The bombing killed 85 people and wounded hundreds.

Last month, there were reports in the local media that the driver was a Lebanese member of Hezbollah. The CIA, working with the intelligence service in the case, reportedly confirmed the driver’s identity.

After the AMIA attack, a park in Lebanon was named in honor of the driver, according to judicial officials here.

Argentine officials also maintain that Iranian diplomats traveling in and out of Argentina before the attack served as a support team for the terrorist squad that carried out the bombing.

According to legal observers, Argentine officials may seek international arrest warrants for members of the hit squad, the diplomats, former Iranian intelligence minister Ali Fallahian and Hezbollah leader Sheik Hassan Nasrallah.

Warrants are unlikely to be issued against top Iranian leaders who allegedly ordered the attack because of diplomatic concerns and because of a possible lack of evidence, the observers said.

The documents issued by the Argentine judiciary also will indicate that the terrorist squad included Lebanese who had trained in the Middle East and entered Argentina illegally through the lawless border between Argentina, Brazil and Paraguay.

More than eight years after the AMIA attack, none of those who masterminded the deadly bombing have been brought to trial.

Last year, a trial began against 20 people accused of playing a supporting role in the attack.

Jewish leaders here and abroad have blamed Argentina’s inability to find the culprits on incompetence, corruption and anti-Semitism among security and government officials.

The investigative judge handling the case, Juan Jose Galeano, had asked in 1994 for indictments to be handed down against a group of Iranian suspects.

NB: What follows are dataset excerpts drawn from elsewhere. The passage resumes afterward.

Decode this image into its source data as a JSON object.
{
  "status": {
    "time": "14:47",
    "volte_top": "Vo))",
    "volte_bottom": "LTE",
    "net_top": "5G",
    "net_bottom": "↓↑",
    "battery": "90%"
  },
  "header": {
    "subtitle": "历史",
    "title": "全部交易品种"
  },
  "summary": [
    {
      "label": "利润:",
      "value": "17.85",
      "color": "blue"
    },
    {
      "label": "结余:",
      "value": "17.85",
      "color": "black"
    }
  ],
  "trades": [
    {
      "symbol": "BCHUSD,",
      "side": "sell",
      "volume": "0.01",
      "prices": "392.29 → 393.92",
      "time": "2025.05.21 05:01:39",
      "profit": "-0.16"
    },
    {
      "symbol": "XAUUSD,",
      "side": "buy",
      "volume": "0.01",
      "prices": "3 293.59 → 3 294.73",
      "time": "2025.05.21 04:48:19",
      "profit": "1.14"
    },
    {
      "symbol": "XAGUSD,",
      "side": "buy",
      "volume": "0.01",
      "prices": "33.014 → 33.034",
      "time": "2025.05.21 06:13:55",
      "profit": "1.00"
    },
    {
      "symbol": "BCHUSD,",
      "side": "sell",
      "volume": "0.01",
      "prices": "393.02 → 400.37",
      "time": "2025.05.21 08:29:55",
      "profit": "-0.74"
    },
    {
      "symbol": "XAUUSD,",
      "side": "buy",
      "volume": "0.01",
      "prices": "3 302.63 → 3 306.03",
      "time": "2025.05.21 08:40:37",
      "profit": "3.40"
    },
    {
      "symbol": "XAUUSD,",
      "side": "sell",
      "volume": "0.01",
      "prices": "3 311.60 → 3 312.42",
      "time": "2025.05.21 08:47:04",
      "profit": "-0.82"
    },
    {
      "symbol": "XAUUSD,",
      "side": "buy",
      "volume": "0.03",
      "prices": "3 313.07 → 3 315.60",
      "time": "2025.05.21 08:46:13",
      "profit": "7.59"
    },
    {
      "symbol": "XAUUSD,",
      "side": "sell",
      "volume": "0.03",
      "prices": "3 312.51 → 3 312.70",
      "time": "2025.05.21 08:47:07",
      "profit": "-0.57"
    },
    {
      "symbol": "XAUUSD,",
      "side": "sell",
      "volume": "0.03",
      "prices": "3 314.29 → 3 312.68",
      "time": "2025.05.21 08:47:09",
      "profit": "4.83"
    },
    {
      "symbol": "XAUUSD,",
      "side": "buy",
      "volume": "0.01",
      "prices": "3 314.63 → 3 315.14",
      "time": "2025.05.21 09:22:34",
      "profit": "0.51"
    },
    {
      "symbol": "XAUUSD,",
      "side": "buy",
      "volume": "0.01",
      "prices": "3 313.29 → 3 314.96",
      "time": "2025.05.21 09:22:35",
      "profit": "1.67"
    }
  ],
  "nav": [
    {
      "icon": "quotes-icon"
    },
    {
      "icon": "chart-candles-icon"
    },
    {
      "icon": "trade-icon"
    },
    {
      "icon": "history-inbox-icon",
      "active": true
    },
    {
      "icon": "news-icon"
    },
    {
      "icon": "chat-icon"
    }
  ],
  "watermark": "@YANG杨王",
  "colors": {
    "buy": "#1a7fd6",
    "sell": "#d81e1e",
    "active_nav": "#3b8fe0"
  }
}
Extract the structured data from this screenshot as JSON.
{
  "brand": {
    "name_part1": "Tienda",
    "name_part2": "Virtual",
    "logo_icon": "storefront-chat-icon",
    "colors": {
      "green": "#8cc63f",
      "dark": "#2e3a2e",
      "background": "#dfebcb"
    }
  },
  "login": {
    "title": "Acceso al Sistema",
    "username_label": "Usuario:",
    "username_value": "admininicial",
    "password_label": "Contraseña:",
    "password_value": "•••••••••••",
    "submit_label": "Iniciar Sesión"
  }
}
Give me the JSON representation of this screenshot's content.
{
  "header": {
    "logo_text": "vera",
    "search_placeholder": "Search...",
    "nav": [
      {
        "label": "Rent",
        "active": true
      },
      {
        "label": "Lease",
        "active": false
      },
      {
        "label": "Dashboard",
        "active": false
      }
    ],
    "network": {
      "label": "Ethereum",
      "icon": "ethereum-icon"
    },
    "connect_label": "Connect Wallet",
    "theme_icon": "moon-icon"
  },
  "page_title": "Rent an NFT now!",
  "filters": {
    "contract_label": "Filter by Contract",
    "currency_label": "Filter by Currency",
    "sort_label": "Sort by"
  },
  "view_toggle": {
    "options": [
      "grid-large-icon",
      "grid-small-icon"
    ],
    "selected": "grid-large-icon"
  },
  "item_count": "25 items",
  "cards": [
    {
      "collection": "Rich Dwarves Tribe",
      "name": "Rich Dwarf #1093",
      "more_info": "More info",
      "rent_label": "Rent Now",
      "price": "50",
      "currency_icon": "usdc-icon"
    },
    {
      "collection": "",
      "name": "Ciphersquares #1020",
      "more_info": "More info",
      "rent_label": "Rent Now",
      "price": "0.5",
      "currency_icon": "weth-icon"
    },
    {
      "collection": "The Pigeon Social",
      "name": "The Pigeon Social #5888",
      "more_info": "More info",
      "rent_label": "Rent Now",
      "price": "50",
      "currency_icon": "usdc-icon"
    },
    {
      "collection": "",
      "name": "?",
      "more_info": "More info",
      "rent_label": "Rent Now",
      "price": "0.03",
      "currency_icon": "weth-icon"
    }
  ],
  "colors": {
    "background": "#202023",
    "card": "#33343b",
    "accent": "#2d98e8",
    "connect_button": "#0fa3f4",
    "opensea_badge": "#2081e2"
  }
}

The Argentine Supreme Court denied his demand at that time, saying he lacked sufficient evidence.

Since then, Galeano has been trying to gather enough evidence to secure international arrest warrants.

Galeano, who just returned from a three-week trip to the United States, has now gotten what he needs, according to Alberto Nisman, the prosecutor in the trial of the 20 accomplices.

“The elements are already in place to ask for some Hezbollah members’ arrest,” Nisman said.

Word about the new round of indictments was met with some skepticism by some Jewish officials here.

The Latin American representative of the Simon Wiesenthal Center, Sergio Widder, told JTA the latest announcements from the judiciary are “an immoral use of the AMIA attack more than serious investigations.”

Widder noted that the announcements came just months after former Argentine President Carlos Menem was accused of getting a $10 million bribe to cover up Iran’s responsibility for the 1994 bombing — an allegation Menem denied.

The announcements, Widder added, may have more to do with politics than with any real breakthrough in the case.